Nieuwe gentherapieën voor erfelijke bloedarmoede

Sanquin heeft samen met het Hubrecht instituut verschillende nieuwe vormen van gentherapie ontwikkeld voor sikkelcelziekte en bèta-thalassemie. Dit zijn erfelijke ziektes die leiden tot ernstige bloedarmoede en andere ernstige levensbedreigende complicaties. In Nederland zijn er rond de 2000 patiënten. Het onderzoek wordt binnekort gepubliceerd in Blood.

emile van den akkerBij deze ziektes wordt door een mutatie in het DNA het eiwit hemoglobine (Hb) niet goed gevormd, wat allerlei gevolgen heeft voor rode bloedcellen. Zo kunnen die verminderd zuurstof binden en afgeven. De nieuwe gentherapieën zorgen ervoor dat er een andere vorm van hemoglobine wordt aangemaakt, één die normaal gesproken alleen bij de foetus voorkomt, foetaal Hb.

De onderzoeksgroep van Emile van den Akker gebruikt CRISPR-Cas9, een genetische schaar om in het lab in de bloedstamcellen van patiënten een stukje DNA te verwijderen, waardoor de foetale vorm van Hb wordt aangemaakt, en het kapotte gen wordt onderdrukt.
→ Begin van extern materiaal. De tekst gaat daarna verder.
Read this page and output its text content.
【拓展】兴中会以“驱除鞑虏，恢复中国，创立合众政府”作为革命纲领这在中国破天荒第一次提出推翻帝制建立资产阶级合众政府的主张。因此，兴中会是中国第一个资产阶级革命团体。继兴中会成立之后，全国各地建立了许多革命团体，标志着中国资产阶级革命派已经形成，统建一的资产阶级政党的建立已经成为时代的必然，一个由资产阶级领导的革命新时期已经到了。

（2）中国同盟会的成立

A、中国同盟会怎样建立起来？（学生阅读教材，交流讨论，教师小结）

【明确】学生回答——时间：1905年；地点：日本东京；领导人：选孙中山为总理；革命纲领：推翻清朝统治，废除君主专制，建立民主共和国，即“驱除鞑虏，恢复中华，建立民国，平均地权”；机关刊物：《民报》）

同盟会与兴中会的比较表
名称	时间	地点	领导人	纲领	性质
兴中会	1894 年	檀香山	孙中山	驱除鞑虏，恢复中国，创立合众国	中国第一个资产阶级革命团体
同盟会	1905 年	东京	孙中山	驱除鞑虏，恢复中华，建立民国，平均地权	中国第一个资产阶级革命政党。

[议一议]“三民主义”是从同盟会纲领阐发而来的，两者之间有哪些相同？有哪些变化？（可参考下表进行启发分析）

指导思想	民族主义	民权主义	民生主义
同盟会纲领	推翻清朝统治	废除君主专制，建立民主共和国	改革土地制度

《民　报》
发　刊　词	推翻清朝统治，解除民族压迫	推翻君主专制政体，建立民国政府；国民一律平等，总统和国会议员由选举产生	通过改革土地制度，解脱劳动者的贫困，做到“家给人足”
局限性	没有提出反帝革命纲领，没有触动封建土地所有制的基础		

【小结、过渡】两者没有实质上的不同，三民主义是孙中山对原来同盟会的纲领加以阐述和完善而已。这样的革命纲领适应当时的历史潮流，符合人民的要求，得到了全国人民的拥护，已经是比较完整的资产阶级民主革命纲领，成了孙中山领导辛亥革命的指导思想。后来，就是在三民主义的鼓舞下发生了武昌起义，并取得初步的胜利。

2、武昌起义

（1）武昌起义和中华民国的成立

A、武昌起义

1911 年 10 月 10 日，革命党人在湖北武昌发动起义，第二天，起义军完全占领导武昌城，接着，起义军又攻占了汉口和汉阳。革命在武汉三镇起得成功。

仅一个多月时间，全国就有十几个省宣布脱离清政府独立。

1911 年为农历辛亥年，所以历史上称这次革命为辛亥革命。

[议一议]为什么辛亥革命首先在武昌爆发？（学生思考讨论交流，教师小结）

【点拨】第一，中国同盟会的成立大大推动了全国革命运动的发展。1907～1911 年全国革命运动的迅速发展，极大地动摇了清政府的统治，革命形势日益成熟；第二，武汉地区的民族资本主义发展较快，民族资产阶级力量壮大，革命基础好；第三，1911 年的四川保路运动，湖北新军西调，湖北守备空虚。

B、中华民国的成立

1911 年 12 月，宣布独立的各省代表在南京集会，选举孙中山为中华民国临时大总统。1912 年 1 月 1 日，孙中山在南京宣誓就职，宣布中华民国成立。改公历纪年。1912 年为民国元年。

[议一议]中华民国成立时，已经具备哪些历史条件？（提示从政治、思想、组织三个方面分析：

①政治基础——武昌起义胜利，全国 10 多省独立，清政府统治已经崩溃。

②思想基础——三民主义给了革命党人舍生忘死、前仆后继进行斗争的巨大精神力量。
Sanquin voert dit onderzoek uit in een samenwerkingsverband met het Hubrecht Instituut, het Oncode instituut, het Amsterdam UMC en het Erasmus MC. Patiënten zijn nu voor genezing afhankelijk van stamcellen van een donor. Maar lang niet altijd is een passende stamceldonor beschikbaar. Ook geven donorstamcellen regelmatig ernstige bijwerkingen. Het heeft dus grote voordelen om patiënten te kunnen behandelen met hun eigen, aangepaste stamcellen.

Foetaal hemoglobine

Tijdens de zwangerschap haalt de baby zuurstof uit het bloed van moeder. Dat vindt plaats in de placenta. Omdat de foetale vorm van Hb sterker aan zuurstof bindt dan de volwassen vorm, kunnen de rode bloedcellen van de baby makkelijk zuurstof overpakken wat vrijkomt uit de bloedcellen van moeder. Gedurende het eerste jaar na de geboorte schakelt de baby over op de volwassen vorm van Hb, dat als voordeel heeft dat het makkelijker zuurstof afgeeft aan de weefsels.

Dat betekent niet dat foetaal Hb ongeschikt is voor het leven buiten de baarmoeder, vertelt van den Akker. “Bij erfelijke persistentie van foetaal hemoglobine (HPFH) maak je de overstap naar volwassen Hb maar gedeeltelijk, en blijf je je hele leven gebruik maken van foetaal Hb.  Mensen die bovenop HPFH een mutatie hebben die zou leiden tot de sikkelcelziekte of Bèta-thalassemie, hebben alleen milde klachten. daarom weten we dat foetaal Hb  een goed alternatief is voor patiënten met sikkelcelziekte en Bèta-thalassemie. Deze technieken kunnen we verder ontwikkelen tot een behandeling voor patiënten, in samenwerking met het Laboratorium voor celtherapie van Sanquin en met onze partners, waar veel ervaring is in het bewerken en bewaren van stamcellen.”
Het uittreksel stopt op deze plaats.